Yes, there are ways of interpreting ZFC in a theory of natural numbers or other finite objects. What there is not, however, is any known system of intuitively obvious axioms about natural numbers or other finite objects, which makes no appeal to intuitions about infinite objects, and which is strong enough to prove that such an interpretation of ZFC exists (and therefore that ZFC is consistent). I don’t think any way of reducing the consistency of ZFC to intuitively obvious axioms about finite objects will ever be found, and if I live to see a day when I’m proved wrong about that, I would regard it as the greatest discovery in the foundations of math since the incompleteness theorems.
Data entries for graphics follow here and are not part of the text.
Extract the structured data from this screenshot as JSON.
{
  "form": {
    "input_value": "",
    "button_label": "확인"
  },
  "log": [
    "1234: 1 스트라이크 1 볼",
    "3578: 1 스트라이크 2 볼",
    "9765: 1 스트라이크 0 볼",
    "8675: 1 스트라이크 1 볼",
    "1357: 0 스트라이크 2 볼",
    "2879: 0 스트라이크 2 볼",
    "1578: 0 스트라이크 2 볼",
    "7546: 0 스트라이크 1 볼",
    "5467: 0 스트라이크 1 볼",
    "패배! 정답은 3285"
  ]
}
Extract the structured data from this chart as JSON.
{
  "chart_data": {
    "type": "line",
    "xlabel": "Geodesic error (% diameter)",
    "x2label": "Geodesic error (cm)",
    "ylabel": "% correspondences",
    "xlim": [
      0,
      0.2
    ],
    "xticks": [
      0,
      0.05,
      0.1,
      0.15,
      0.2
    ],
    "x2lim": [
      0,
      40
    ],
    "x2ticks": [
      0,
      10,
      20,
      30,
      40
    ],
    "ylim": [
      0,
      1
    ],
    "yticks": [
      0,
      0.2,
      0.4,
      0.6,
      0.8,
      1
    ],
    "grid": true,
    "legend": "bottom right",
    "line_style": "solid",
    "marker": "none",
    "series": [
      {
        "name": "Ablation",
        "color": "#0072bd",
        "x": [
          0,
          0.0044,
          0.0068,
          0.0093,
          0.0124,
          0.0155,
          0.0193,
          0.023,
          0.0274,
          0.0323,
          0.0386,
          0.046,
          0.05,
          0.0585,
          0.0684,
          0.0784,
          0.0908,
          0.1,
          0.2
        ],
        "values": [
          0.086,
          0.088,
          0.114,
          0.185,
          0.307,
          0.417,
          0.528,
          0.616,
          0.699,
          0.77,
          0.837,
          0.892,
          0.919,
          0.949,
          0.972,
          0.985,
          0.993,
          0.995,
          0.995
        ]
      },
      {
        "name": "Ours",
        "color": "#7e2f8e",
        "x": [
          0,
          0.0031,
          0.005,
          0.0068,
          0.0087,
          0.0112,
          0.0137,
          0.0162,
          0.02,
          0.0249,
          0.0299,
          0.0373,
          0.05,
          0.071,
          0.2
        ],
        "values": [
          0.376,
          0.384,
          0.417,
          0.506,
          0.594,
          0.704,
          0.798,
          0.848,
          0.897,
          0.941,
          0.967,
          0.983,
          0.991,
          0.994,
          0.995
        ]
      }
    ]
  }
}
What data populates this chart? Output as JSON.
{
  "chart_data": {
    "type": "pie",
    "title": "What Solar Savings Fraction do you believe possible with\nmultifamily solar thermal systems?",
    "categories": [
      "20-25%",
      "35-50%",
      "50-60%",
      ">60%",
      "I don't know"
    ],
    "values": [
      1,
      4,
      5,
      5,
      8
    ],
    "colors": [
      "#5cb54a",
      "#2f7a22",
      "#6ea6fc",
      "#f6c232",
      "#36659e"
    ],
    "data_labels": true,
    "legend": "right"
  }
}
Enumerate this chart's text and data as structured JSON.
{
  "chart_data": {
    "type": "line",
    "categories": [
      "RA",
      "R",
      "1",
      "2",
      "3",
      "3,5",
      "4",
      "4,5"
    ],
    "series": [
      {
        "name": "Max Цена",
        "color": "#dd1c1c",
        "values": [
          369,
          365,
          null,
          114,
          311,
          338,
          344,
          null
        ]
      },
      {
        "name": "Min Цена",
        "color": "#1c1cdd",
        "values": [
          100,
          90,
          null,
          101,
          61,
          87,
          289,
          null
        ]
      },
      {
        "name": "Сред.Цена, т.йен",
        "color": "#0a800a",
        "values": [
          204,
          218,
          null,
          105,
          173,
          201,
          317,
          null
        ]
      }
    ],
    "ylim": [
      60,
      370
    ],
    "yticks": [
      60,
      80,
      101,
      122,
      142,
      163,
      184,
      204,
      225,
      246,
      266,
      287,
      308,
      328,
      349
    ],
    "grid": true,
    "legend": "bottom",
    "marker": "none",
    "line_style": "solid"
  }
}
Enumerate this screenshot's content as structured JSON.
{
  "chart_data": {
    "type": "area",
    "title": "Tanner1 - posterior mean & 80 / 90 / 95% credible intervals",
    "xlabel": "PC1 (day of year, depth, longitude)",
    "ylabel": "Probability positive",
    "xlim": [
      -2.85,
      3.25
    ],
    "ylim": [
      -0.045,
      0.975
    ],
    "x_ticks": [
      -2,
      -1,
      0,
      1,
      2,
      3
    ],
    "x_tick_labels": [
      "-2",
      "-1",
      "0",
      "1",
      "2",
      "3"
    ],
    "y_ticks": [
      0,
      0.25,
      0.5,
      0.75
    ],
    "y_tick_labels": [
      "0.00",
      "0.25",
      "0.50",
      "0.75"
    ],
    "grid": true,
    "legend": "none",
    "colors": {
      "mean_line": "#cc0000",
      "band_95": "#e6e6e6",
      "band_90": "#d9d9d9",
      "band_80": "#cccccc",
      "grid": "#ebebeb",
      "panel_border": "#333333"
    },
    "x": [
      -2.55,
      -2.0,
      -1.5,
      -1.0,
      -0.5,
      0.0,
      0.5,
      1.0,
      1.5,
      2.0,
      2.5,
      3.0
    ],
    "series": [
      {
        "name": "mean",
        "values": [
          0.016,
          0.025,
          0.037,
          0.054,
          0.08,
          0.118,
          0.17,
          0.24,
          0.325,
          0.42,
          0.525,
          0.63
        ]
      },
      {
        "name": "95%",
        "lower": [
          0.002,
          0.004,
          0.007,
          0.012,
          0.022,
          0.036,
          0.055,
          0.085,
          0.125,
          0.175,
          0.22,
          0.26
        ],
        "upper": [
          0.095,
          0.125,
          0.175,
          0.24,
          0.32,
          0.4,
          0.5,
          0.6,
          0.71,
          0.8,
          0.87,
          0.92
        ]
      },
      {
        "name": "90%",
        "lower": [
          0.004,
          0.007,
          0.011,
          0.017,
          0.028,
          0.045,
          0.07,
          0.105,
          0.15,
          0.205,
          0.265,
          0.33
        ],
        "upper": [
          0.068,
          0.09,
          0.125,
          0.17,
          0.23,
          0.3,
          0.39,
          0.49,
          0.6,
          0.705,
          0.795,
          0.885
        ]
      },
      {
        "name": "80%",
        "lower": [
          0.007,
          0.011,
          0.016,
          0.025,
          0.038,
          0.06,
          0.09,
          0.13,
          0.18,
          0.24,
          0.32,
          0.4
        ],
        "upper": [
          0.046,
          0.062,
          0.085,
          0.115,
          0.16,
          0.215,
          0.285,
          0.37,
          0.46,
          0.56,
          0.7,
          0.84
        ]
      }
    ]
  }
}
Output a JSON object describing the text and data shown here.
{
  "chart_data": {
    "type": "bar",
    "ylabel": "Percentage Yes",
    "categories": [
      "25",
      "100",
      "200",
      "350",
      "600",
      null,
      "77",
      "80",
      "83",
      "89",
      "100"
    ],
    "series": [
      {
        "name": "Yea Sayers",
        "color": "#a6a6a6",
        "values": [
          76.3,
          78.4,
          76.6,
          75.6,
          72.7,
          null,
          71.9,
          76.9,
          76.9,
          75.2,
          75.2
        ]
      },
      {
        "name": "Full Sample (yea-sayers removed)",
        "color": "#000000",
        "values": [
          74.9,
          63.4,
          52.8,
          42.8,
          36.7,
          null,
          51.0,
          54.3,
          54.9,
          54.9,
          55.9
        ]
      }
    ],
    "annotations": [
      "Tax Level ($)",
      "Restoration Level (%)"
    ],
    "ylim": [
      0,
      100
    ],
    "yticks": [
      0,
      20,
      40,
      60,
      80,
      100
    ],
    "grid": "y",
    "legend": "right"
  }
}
This is true, but there’s an important caveat: Mathematicians accepted Euclidean geometry long before they accepted non-Euclidean geometry, because they took it to be intuitively evident that a model of Euclid’s axioms existed, whereas the existence of models of non-Euclidean geometry was AFAIK regarded as non-obvious until such models were constructed within a metatheory assuming Euclidean space.
From the perspective of modern foundations, it’s not so important to pick one kind of geometry as fundamental and use it to construct models of other geometries, because we now know how to construct models of all the classical geometries within more fundamental foundational theories such as arithmetic or set theory. But OP was asking about incompatible variants of the axioms of set theory. We don’t have a more fundamental theory than set theory in which to construct models of different set theories, so we instead assume a model of set theory and then construct models of other set theories within it.
For example, one can replace the axiom of foundation of ZFC with axioms of anti-foundation postulating the existence of all sorts of circular or infinitely regressing chains of membership relations between sets. One can construct models of non-well-founded set theories within well-founded set theories and vice versa, but I don’t know of anyone who claims that therefore both kinds of set theory are equally valid as foundations. The existence of models of well-founded set theories is natural to assume as a foundation, whereas the existence of models satisfying strong anti-foundation axioms is not intuitively obvious and is therefore treated as a theorem rather than an axiom, the same way non-Euclidean geometry was historically.
Yes, there are ways of interpreting ZFC in a theory of natural numbers or other finite objects. What there is not, however, is any known system of intuitively obvious axioms about natural numbers or other finite objects, which makes no appeal to intuitions about infinite objects, and which is strong enough to prove that such an interpretation of ZFC exists (and therefore that ZFC is consistent). I don’t think any way of reducing the consistency of ZFC to intuitively obvious axioms about finite objects will ever be found, and if I live to see a day when I’m proved wrong about that, I would regard it as the greatest discovery in the foundations of math since the incompleteness theorems.